Now whether you agree or disagree with this is fine, but that is the way the legal system works over there and right or wrong that is what these companies work too.
 
I'd care to guess that a multi billion dollar corporation, who have over 20 years of experience creating and bringing to market graphics technology, is not a patent troll, attempting to sue an even larger corporation without a valid reason.
From my point of view PowerVR has designed a product and patented it well over 15 years ago. NVidia has come along years later made the same patent and gone hey you own me money. Not only that but NVidia waited 14+ years being going hey you are breaking my patents.

NVidia T&L patent is 14years old. PowerVR patent and products for T&L are even older. To me that looks like NVidia being a patent troll, do you not agree and if not why not?




How on earth can a sane person think this is patent trolling? Nvidia have held some of these patents for decades, have obviously been making products based on them.
I can only speak for PowerVR as I know them best but PowerVR has the same patents longer then NVidia and more importantly PowerVR had T&L products dating before NVidia patent. Like I said before NVidia patent is 1999. NVidia T&L product is 1999. PowerVR product and patent pre date 1999. That looks like patent trolling to me.

It is the same for unified shaders as far as I recall PowerVR had that years before NVidia. Nvidia only just added that this year in 2014 for the mobile market. PowerVR had that for around 10 years.

I think NVidia first did unified shaders in 2006 with the Geforce 8. PowerVR did it in 2005 with the SGX520.



It was the series 3 that introduced hardware T&L for PowerVR in 2001 IIRC (the series 2 was the Dreamcast GPU), the first GPU wiht it was the Geforce 256 in 1999 (S3 also had a GPU with HW T&L in late 1999 but never added support for it to the drivers)..
PowerVR had hardware T&L in series 2 for the arcade market. The arcade version of the dreamcast GPU had hardware T&L all pre dating GeForce.
 
Predating Nvidia is irrelevant, one of those patents was patented by a company that 3DFX bought out who in turn were bought out by Nvidia. That gives them every right to use said patent and ask for licensing fees for others who use it.

Now whether you agree or disagree with this is fine, but that is the way the legal system works over there and right or wrong that is what these companies work too.
Perhaps I wasn’t clear. The date on the patent is 1999 as I said before I read the patents. The PowerVR stuff pre dates the patent NVidia are using. So I don’t see how NVidia have any right. PowerVR are just as old as 3DFX and had T&L before 3DFX. A lot of 3DFX feature like FSAA was copied from PowerVR.
 
Perhaps I wasn’t clear. The date on the patent is 1999 as I said before I read the patents. The PowerVR stuff pre dates the patent NVidia are using. So I don’t see how NVidia have any right. PowerVR are just as old as 3DFX and had T&L before 3DFX. A lot of 3DFX feature like FSAA was copied from PowerVR.

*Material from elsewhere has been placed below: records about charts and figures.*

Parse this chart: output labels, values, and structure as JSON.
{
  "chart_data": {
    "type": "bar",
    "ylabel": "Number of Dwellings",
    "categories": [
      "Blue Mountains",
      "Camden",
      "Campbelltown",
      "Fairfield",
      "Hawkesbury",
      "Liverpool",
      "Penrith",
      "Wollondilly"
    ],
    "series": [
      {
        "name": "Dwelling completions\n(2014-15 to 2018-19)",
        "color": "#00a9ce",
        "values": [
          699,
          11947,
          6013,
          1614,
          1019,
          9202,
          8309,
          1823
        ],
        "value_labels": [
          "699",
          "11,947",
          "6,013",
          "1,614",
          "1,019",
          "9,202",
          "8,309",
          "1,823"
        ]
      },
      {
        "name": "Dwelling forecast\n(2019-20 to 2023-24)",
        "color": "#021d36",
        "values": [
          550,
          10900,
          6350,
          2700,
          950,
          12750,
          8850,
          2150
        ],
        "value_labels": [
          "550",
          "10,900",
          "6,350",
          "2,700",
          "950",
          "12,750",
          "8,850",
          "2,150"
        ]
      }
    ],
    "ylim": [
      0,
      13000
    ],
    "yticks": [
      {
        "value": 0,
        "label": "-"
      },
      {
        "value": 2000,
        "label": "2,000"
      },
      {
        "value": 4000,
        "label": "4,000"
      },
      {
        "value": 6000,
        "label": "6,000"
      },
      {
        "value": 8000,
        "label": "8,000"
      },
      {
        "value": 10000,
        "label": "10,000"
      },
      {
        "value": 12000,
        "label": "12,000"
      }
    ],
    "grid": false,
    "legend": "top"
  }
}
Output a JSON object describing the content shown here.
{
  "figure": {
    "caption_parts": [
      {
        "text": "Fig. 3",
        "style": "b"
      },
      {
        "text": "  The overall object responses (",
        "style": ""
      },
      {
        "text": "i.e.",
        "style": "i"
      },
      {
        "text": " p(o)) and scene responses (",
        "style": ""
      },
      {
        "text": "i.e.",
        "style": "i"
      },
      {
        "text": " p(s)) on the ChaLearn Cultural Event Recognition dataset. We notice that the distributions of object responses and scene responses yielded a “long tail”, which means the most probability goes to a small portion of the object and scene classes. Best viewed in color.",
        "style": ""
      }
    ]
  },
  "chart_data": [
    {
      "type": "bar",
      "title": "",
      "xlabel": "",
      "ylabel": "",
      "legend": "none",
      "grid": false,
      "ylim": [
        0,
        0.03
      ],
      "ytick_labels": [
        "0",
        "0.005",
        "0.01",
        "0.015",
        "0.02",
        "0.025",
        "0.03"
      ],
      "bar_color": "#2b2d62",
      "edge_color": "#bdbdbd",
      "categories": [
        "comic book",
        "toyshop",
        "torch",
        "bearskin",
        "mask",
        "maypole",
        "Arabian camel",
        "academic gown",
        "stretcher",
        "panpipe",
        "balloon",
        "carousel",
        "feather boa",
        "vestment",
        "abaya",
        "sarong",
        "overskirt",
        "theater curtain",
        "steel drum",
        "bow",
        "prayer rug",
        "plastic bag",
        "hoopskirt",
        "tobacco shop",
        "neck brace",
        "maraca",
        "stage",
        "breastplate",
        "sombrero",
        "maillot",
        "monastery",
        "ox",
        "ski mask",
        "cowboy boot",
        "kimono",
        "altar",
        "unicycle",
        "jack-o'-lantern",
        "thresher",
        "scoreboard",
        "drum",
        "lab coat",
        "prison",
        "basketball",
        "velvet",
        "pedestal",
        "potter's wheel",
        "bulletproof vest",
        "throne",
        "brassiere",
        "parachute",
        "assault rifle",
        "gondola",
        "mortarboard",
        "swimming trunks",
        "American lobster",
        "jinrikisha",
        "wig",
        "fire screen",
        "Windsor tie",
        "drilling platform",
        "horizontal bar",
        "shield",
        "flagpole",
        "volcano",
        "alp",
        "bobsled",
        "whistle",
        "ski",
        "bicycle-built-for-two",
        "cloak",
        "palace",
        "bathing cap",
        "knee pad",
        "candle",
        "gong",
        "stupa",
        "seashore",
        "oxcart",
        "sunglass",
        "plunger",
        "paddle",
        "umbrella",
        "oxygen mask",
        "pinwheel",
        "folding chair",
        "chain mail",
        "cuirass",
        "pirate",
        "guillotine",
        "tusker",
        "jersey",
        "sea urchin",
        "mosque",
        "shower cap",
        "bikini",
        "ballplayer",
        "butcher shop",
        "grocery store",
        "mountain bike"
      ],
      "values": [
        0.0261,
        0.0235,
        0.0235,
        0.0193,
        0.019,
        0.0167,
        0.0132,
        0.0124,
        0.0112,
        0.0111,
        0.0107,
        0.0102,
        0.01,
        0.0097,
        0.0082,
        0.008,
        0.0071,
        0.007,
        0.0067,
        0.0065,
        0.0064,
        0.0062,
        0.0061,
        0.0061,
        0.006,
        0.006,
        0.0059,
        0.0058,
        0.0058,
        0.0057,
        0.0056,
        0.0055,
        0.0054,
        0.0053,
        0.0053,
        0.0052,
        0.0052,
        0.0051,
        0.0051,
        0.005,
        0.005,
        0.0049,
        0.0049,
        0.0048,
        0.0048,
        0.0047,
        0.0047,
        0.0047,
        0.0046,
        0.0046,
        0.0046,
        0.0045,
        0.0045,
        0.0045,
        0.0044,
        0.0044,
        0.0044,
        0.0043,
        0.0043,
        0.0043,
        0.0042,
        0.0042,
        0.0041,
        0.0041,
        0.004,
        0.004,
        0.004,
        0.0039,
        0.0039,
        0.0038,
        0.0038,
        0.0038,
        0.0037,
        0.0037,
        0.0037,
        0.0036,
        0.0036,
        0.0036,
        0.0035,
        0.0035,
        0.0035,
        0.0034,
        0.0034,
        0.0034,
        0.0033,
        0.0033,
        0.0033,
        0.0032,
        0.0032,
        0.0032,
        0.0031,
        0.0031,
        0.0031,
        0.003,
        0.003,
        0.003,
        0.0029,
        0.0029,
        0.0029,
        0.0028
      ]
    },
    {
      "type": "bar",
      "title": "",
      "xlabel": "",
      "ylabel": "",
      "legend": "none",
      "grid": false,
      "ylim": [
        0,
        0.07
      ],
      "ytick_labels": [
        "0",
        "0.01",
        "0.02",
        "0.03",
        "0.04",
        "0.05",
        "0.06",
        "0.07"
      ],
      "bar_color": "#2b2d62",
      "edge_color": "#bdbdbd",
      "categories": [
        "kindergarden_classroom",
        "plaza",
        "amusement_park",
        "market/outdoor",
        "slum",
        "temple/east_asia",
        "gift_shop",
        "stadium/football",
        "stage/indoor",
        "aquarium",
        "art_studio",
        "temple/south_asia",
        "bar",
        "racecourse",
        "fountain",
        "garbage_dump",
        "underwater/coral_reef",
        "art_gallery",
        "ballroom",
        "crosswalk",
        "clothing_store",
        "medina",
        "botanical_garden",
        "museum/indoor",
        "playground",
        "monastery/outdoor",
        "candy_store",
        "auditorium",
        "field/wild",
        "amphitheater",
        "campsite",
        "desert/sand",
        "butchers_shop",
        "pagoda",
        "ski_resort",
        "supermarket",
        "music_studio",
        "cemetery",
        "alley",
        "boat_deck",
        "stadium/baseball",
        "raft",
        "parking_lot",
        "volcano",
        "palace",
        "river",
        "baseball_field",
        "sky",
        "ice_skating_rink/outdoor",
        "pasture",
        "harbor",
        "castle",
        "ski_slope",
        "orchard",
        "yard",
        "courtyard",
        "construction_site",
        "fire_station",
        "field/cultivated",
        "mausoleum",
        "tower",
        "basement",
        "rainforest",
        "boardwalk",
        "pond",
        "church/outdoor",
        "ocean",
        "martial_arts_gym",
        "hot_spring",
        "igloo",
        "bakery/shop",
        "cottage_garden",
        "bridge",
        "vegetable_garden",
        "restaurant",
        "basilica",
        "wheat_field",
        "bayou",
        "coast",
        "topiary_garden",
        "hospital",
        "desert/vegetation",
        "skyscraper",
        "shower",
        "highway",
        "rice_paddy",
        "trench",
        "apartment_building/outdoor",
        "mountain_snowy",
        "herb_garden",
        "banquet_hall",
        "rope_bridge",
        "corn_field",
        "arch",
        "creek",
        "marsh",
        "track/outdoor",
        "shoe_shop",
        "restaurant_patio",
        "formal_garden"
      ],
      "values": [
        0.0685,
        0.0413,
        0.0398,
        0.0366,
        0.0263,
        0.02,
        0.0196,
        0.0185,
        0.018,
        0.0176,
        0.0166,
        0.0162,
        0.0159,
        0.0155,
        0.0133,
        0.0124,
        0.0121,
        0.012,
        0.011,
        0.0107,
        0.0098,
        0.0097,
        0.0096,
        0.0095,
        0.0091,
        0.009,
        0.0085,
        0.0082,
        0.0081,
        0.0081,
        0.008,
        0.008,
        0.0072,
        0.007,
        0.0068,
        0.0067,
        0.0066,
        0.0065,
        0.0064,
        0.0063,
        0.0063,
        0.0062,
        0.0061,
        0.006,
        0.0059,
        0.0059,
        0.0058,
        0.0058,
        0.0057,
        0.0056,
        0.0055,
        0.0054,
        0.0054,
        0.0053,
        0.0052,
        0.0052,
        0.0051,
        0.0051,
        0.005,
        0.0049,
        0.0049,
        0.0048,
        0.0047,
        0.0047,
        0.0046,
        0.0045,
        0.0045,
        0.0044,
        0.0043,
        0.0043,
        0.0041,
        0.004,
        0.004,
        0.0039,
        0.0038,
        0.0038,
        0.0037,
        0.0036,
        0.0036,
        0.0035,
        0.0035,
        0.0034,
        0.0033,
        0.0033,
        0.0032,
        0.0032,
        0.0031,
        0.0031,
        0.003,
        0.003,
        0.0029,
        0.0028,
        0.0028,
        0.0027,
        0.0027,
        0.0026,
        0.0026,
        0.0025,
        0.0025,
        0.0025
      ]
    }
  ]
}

ok fair enough, in that case can you link up the patents in question from Nvidia and the one form PowerVR so we can compare them please.
 
Urgh. Just reminds me of the Apple vs Samsung one where Apple won in the US as they'd patented stuff for use on a phone while Samsung had earlier taken out the same patents against a multimedia device. Patent court cases that are not about specific tech suck.

(Of course, as others have observed, I can't tell if the examples given are part of the 7 or 7k.... maybe they are suing over specifics in which case sort of fair enough. Though I've never agreed with the idea of buying patents from folding companies & then suing your competition with them.)